About 150 former and current Spotsylvania County law enforcement officers have filed a lawsuit claiming they are owed $500,000 in unpaid overtime.

The plaintiffs allege that Spotsylvania didn’t follow a 2005 state law requiring it to pay sheriff’s deputies time-and-a-half for working beyond their regular schedules of 160 hours in a 28-day pay period.

Spotsylvania Sheriff Roger Harris, who is named as a defendant, said county officials corrected the overtime issue shortly after the suit was filed in January.

“Their main intention was to rectify it and not go back and try to punish the county,” Harris said of the plaintiffs. “I think they just want to get paid for what they’re doing.”

The suit mirrors others filed by law enforcement officers in Richmond, Winchester, Chesterfield County and other localities. Last July, about 600 retired and active Richmond police officers collected $7 million in unpaid overtime.
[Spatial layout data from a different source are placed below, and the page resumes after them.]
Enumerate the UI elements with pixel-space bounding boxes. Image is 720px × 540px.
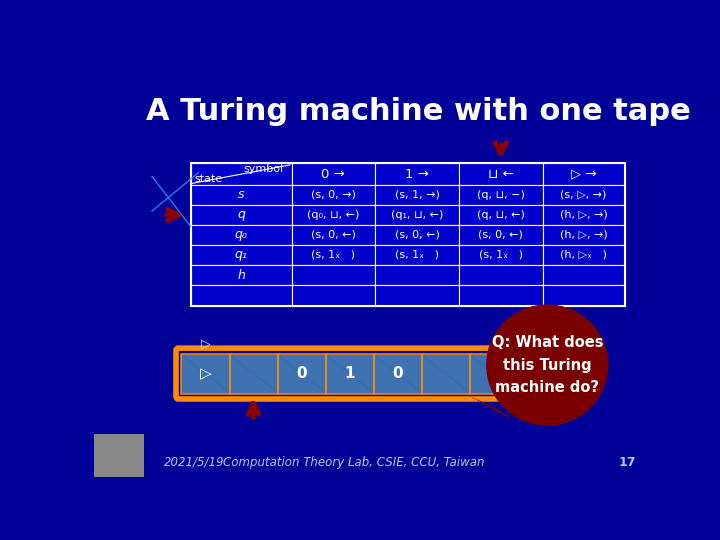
Text: (h, ▷, →): (h, ▷, →) xyxy=(560,230,608,240)
Text: q: q xyxy=(237,208,245,221)
Text: ▷: ▷ xyxy=(201,338,210,351)
Bar xyxy=(292,265,375,285)
Text: 0: 0 xyxy=(392,366,403,381)
Text: (q₀, ⊔, ←): (q₀, ⊔, ←) xyxy=(307,210,359,220)
Bar xyxy=(191,265,292,285)
Text: 1 →: 1 → xyxy=(405,167,429,181)
Bar xyxy=(292,164,375,185)
Bar xyxy=(459,164,543,185)
Text: (s, 1ₓ   ): (s, 1ₓ ) xyxy=(395,250,439,260)
Bar xyxy=(422,354,469,394)
Bar xyxy=(375,225,459,245)
Text: 2021/5/19: 2021/5/19 xyxy=(163,456,224,469)
Bar xyxy=(292,205,375,225)
Text: (s, 0, ←): (s, 0, ←) xyxy=(478,230,523,240)
Bar xyxy=(459,185,543,205)
Bar xyxy=(459,225,543,245)
Bar xyxy=(543,205,625,225)
Text: (s, 0, →): (s, 0, →) xyxy=(311,190,356,200)
Bar xyxy=(543,265,625,285)
Bar xyxy=(191,225,292,245)
Bar xyxy=(277,354,325,394)
Bar xyxy=(375,285,459,306)
Bar xyxy=(543,185,625,205)
Text: ▷: ▷ xyxy=(199,366,212,381)
Bar xyxy=(181,354,230,394)
Text: (s, 1, →): (s, 1, →) xyxy=(395,190,439,200)
Text: 0 →: 0 → xyxy=(321,167,345,181)
Bar xyxy=(459,285,543,306)
Bar xyxy=(518,354,566,394)
Bar xyxy=(543,164,625,185)
Bar xyxy=(94,434,144,477)
Text: q₀: q₀ xyxy=(235,228,248,241)
Text: (s, 0, ←): (s, 0, ←) xyxy=(395,230,439,240)
Text: (h, ▷, →): (h, ▷, →) xyxy=(560,210,608,220)
Text: ⊔ ←: ⊔ ← xyxy=(488,167,513,181)
Bar xyxy=(374,354,422,394)
Bar xyxy=(459,265,543,285)
Circle shape xyxy=(487,305,608,425)
Text: (s, 1ₓ   ): (s, 1ₓ ) xyxy=(311,250,356,260)
Text: (q, ⊔, −): (q, ⊔, −) xyxy=(477,190,525,200)
Bar xyxy=(375,164,459,185)
Text: 0: 0 xyxy=(296,366,307,381)
Bar xyxy=(375,245,459,265)
Bar xyxy=(375,185,459,205)
Text: 17: 17 xyxy=(619,456,636,469)
Text: s: s xyxy=(238,188,244,201)
Text: (h, ▷ₓ   ): (h, ▷ₓ ) xyxy=(560,250,607,260)
Text: (s, 1ₓ   ): (s, 1ₓ ) xyxy=(479,250,523,260)
Bar xyxy=(292,185,375,205)
Bar xyxy=(191,205,292,225)
Text: Q: What does
this Turing
machine do?: Q: What does this Turing machine do? xyxy=(492,335,603,395)
Bar xyxy=(375,205,459,225)
Bar xyxy=(191,245,292,265)
Bar xyxy=(469,354,518,394)
Bar xyxy=(191,185,292,205)
Text: (q₁, ⊔, ←): (q₁, ⊔, ←) xyxy=(391,210,444,220)
Text: (s, 0, ←): (s, 0, ←) xyxy=(311,230,356,240)
Text: symbol: symbol xyxy=(243,164,284,174)
Text: 1: 1 xyxy=(344,366,355,381)
Text: (s, ▷, →): (s, ▷, →) xyxy=(560,190,607,200)
Text: q₁: q₁ xyxy=(235,248,248,261)
Bar xyxy=(543,225,625,245)
Bar xyxy=(230,354,277,394)
Bar xyxy=(459,205,543,225)
Bar xyxy=(191,164,625,306)
Bar xyxy=(191,164,292,185)
Bar xyxy=(459,245,543,265)
Bar xyxy=(292,225,375,245)
Text: A Turing machine with one tape: A Turing machine with one tape xyxy=(145,97,690,125)
Text: (q, ⊔, ←): (q, ⊔, ←) xyxy=(477,210,525,220)
Text: state: state xyxy=(194,174,223,184)
Bar xyxy=(292,285,375,306)
Bar xyxy=(543,285,625,306)
Text: h: h xyxy=(237,268,245,281)
Text: ▷ →: ▷ → xyxy=(571,167,596,181)
Bar xyxy=(292,245,375,265)
Bar xyxy=(325,354,374,394)
Bar xyxy=(543,245,625,265)
Text: Computation Theory Lab, CSIE, CCU, Taiwan: Computation Theory Lab, CSIE, CCU, Taiwa… xyxy=(222,456,485,469)
Bar xyxy=(191,285,292,306)
Bar xyxy=(375,265,459,285)
Polygon shape xyxy=(469,396,514,421)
The Spotsylvania suit claims that deputies received time-and-a-half only for working more than 171 hours in 28 days, which is the federal standard for overtime.

But a 2005 state law requires overtime payments for all hours worked between the federal threshold and a police officer’s normal schedule, according to the suit. It’s called “gap pay.”

Attorney general and gubernatorial candidate Ken Cuccinelli championed that law when he was a state senator.

In addition, the Spotsylvania suit alleges that the county often required deputies to work “off the clock” if their schedules exceeded the federal threshold for overtime. The county, it says, has shown a “reckless disregard” for federal overtime requirements.

First Sgt. Tim Bryner of the Spotsylvania Sheriff’s Office, the lead plaintiff in the case, said he hopes the suit can be resolved “amicably.”

He said Spotsylvania has treated its deputies well and that he “thinks the world of” County Administrator Doug Barnes.

The deputies, Bryner said, “would like to be offered the opportunity to amicably be compensated the way they should have been” since the 2005 law took effect.

Spotsylvania’s Interim County Attorney James Benkahla declined to comment.